The Colorado has been a poster child for drought and over-extraction for decades, yet last August was the first time the U.S. government declared a water shortage on the river. With reservoir levels continuing to break record lows and 40 million people dependent on the Colorado River for their water supply, federal water officials are now pushing for an emergency deal to protect what’s left.
In Utah, Great Salt Lake is also dwindling dangerously fast as the region’s population expands. The lake has already shrunk by two-thirds, and Salt Lake City’s water demand is expected to exceed current supply by 2040. Like Lake Mead, Great Salt Lake also hides a dark secret that presents another pressing reason to prevent it from drying out — its lakebed is full of toxic heavy metals that can cause serious health issues when they become airborne.

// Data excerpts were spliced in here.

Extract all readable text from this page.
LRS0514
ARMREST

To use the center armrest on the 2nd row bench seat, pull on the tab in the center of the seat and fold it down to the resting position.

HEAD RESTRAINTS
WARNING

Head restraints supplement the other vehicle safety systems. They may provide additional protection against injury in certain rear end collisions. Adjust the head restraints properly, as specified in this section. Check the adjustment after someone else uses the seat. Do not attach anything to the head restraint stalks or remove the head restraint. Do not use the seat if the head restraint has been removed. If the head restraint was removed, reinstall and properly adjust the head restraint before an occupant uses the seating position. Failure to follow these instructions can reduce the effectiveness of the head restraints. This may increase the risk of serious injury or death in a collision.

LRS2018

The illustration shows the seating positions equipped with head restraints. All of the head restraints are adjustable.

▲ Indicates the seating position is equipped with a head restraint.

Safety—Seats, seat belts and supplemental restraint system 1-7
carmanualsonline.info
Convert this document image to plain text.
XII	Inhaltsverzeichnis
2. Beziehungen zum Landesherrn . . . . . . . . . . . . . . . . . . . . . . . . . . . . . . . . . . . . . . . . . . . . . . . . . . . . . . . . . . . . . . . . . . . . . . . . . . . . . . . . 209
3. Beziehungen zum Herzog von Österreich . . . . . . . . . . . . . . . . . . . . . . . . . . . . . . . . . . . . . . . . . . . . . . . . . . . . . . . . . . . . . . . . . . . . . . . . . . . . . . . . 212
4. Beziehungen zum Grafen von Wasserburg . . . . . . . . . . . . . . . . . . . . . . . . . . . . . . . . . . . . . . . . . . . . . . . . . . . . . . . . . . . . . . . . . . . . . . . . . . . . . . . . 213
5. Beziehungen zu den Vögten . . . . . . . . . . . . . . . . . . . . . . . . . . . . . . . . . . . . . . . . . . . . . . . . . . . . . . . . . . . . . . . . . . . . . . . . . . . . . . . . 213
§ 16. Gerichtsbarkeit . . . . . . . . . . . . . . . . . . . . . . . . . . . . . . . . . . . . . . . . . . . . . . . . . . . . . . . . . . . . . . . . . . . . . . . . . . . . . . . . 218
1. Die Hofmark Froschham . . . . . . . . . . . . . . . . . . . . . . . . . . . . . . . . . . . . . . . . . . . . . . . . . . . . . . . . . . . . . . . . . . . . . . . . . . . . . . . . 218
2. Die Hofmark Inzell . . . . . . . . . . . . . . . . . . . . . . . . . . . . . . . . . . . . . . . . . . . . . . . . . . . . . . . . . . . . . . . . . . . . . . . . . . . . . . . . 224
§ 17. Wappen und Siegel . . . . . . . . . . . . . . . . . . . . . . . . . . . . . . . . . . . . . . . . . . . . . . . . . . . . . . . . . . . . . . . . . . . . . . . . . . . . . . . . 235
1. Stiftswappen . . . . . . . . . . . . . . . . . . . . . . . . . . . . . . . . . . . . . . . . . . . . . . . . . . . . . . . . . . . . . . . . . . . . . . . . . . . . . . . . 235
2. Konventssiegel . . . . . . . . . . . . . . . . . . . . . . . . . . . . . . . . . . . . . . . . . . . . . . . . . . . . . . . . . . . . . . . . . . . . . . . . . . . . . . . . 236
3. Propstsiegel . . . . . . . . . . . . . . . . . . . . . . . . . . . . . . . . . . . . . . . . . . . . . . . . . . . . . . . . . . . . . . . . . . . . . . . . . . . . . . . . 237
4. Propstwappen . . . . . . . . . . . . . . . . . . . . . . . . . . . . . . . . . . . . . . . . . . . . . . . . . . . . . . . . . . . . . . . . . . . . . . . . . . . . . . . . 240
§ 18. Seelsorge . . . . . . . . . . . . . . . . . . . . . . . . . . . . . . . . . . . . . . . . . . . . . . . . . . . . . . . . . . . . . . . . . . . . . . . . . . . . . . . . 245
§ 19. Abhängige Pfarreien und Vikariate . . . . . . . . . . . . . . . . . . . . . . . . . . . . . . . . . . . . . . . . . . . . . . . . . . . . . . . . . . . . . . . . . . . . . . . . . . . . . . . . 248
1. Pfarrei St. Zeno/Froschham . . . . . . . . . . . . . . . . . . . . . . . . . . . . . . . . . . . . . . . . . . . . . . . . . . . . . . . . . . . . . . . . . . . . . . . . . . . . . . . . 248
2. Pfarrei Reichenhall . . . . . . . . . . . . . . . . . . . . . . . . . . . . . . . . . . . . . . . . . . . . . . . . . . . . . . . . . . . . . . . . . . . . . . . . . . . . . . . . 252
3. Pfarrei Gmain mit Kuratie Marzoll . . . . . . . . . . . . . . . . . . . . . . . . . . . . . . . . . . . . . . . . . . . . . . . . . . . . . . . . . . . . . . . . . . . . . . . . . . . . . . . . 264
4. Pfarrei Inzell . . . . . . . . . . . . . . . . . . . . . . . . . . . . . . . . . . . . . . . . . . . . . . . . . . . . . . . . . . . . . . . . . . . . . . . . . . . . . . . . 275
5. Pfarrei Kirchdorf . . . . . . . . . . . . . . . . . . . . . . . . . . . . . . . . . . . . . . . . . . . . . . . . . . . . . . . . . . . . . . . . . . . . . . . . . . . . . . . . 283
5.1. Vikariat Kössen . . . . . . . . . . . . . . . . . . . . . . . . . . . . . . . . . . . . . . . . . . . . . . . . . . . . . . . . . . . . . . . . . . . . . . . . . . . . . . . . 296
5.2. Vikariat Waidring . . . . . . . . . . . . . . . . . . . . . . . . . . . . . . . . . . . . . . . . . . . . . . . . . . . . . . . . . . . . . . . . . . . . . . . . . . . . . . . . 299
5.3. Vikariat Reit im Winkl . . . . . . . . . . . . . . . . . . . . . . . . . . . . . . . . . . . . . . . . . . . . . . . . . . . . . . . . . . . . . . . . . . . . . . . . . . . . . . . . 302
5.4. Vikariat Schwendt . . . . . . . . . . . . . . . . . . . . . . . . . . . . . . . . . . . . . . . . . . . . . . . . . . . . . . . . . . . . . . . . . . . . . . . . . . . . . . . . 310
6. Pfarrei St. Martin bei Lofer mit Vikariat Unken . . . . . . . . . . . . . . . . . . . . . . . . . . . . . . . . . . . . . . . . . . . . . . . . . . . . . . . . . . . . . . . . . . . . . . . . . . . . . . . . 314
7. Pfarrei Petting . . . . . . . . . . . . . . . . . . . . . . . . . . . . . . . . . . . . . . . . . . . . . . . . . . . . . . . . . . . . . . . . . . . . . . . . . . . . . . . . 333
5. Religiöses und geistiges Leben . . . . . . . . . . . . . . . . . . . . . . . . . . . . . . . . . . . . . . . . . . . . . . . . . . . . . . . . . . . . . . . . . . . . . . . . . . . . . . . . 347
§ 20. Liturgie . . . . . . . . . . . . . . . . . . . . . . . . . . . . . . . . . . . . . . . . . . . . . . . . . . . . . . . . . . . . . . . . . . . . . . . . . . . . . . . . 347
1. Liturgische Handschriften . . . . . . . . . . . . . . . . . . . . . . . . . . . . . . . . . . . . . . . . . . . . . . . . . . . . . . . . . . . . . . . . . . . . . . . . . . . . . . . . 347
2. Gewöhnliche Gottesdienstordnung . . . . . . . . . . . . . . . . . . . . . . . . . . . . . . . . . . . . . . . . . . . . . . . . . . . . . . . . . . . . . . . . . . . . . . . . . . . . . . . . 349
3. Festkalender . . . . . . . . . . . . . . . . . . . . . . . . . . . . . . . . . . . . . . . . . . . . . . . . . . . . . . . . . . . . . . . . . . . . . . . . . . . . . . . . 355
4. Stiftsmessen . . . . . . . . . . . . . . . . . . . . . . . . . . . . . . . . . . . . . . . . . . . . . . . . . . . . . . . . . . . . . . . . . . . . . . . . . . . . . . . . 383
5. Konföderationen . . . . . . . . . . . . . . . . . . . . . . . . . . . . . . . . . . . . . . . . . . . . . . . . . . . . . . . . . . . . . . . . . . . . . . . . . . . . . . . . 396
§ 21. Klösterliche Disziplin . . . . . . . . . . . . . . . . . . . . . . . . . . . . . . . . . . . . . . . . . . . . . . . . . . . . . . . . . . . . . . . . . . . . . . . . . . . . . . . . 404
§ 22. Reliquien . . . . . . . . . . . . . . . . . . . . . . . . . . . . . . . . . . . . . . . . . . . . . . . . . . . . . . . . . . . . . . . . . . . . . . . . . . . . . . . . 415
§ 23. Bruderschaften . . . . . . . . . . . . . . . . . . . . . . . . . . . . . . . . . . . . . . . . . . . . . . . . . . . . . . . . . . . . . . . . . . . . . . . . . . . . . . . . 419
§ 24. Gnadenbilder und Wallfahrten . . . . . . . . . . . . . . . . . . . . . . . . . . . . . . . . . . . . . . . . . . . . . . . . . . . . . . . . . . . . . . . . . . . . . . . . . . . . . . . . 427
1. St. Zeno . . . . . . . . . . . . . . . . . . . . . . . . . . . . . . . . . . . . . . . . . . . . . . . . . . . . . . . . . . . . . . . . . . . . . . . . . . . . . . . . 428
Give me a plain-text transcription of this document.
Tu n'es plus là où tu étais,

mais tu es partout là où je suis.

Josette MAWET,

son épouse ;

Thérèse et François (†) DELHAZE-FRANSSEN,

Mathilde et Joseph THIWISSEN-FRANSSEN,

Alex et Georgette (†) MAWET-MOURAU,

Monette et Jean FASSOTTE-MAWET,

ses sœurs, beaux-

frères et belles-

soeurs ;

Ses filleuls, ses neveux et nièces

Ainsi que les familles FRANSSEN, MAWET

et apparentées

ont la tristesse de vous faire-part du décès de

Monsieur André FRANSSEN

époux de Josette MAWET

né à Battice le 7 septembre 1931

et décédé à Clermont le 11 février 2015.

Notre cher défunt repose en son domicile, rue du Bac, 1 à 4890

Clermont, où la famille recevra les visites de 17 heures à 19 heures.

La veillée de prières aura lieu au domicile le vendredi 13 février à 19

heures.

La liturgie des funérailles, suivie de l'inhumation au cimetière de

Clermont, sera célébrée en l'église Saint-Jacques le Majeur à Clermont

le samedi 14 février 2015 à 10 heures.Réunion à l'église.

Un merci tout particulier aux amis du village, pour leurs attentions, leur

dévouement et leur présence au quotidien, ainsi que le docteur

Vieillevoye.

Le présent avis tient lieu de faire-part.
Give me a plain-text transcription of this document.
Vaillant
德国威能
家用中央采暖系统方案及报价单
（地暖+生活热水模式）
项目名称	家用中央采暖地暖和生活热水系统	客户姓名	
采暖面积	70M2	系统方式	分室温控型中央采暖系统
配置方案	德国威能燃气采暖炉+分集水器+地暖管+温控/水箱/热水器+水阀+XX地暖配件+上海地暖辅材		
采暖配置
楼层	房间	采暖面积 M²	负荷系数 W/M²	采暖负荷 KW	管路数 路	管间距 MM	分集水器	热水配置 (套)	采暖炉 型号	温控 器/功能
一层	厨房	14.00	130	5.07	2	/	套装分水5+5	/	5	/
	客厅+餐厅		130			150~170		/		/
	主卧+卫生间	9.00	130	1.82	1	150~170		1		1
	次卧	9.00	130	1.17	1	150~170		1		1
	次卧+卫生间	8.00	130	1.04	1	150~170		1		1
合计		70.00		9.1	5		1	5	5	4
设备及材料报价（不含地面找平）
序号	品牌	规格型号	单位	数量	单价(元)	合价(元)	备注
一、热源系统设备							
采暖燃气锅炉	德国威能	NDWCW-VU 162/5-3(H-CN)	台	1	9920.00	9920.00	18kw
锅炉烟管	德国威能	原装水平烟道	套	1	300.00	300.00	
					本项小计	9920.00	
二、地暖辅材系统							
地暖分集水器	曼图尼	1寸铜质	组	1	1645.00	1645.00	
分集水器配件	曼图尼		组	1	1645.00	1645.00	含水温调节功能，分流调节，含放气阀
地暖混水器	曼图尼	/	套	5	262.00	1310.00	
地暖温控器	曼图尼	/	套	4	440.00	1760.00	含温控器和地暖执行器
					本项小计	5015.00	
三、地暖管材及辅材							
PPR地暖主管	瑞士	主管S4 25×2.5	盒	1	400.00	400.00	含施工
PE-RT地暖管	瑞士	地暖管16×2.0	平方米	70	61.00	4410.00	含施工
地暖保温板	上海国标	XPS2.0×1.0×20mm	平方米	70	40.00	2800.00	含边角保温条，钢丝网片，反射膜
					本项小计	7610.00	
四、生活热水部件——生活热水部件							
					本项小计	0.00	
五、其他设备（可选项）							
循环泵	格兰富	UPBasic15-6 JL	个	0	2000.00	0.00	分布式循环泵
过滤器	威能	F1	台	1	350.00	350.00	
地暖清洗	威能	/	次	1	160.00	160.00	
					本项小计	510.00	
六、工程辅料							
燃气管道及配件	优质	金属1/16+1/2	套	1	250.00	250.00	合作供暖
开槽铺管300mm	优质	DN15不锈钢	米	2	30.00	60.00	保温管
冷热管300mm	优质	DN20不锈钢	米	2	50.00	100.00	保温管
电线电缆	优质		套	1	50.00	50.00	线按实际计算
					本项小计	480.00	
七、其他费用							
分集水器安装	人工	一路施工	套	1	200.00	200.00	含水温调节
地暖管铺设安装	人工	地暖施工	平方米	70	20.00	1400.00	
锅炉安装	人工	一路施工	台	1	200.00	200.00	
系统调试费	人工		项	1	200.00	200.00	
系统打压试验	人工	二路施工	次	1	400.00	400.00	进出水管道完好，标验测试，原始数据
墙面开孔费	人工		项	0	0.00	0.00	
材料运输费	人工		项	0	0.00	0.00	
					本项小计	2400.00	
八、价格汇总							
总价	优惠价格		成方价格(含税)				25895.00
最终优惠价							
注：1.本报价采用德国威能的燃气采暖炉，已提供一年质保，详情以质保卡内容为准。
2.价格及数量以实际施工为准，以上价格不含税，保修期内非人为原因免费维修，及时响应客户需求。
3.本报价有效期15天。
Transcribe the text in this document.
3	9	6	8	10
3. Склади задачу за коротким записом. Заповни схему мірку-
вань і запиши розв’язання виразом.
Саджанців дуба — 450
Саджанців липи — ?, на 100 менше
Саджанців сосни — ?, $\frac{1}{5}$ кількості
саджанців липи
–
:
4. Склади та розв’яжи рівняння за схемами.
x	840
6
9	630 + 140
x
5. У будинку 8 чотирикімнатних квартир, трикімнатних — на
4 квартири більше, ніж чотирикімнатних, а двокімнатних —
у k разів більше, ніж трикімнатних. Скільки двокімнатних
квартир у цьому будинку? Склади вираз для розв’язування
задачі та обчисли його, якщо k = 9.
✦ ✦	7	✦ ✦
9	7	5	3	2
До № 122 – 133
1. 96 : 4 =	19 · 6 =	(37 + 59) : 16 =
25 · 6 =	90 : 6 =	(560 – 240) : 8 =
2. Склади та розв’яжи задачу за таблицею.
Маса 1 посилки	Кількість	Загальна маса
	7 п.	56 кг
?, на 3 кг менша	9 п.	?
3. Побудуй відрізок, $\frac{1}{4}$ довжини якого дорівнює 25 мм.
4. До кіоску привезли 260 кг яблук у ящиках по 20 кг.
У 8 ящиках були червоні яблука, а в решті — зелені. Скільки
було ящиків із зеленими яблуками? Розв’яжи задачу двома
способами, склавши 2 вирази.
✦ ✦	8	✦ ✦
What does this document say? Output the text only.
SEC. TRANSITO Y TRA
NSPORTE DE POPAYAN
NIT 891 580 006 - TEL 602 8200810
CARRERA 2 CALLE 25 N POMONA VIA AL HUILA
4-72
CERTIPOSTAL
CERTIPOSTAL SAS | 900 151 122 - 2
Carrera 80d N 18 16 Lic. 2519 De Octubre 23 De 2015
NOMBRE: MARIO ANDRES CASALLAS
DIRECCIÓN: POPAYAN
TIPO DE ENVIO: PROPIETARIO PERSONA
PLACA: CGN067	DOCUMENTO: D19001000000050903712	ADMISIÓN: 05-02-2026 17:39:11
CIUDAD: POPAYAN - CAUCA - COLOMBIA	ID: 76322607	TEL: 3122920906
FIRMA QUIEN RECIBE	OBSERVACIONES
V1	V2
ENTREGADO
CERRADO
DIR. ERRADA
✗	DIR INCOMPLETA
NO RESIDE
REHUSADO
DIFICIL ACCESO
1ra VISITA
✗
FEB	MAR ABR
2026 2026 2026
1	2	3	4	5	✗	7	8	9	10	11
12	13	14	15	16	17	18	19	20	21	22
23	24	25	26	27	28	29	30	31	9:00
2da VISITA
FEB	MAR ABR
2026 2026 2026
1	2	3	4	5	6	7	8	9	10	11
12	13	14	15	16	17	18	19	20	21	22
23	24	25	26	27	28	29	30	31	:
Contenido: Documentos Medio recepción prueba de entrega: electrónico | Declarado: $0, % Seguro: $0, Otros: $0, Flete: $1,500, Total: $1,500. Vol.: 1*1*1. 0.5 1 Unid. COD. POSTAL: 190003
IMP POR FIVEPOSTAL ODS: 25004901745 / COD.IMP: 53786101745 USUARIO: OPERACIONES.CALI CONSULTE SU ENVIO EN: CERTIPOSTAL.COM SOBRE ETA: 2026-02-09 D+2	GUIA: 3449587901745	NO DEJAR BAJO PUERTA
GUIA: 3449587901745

Aside from affecting vital fresh water sources, worsening drought is increasing the incidence and severity of wildfires and is exacerbating desertification, threatening our ability to grow food. Desertification occurs when poor land management practices, such as over-grazing, over-cultivation, and deforestation, combined with climate change, degrade arable land to the point of making it infertile, as demonstrated by the devastating Dust Bowl in the 1930s. Desertification and land degradation are a growing concern around the world, as population growth increases demands on agriculture and climate change makes those increasing demands harder to meet.
Scaling up water conservation
Drought-stricken cities must implement more sustainable water management and encourage mindful water use in homes — for example, green lawns may look pretty to some, but they have no place in a desert, not to mention that they have zero biodiversity value.
Domestic water use is just a drop in the bucket of overall water extraction, however. Agriculture uses by far the biggest share of water in the U.S., exceeding 75% in many basins, including the Colorado River basin. Most of this water is used to grow feed for livestock instead of crops for human consumption. An obvious yet rarely mentioned solution is to decrease our production of meat and dairy by ending subsidies for overproduction and reducing our per capita consumption of animal products, which is among the highest in the world. Scaling back livestock farming also happens to be one of the best things we can do to curb emissions and protect biodiversity.
Runaway climate change and water scarcity do not have to be our reality — we must ramp up efforts to end our reliance on fossil fuels and decarbonize our economies, stabilize our global population, and end overconsumption and waste.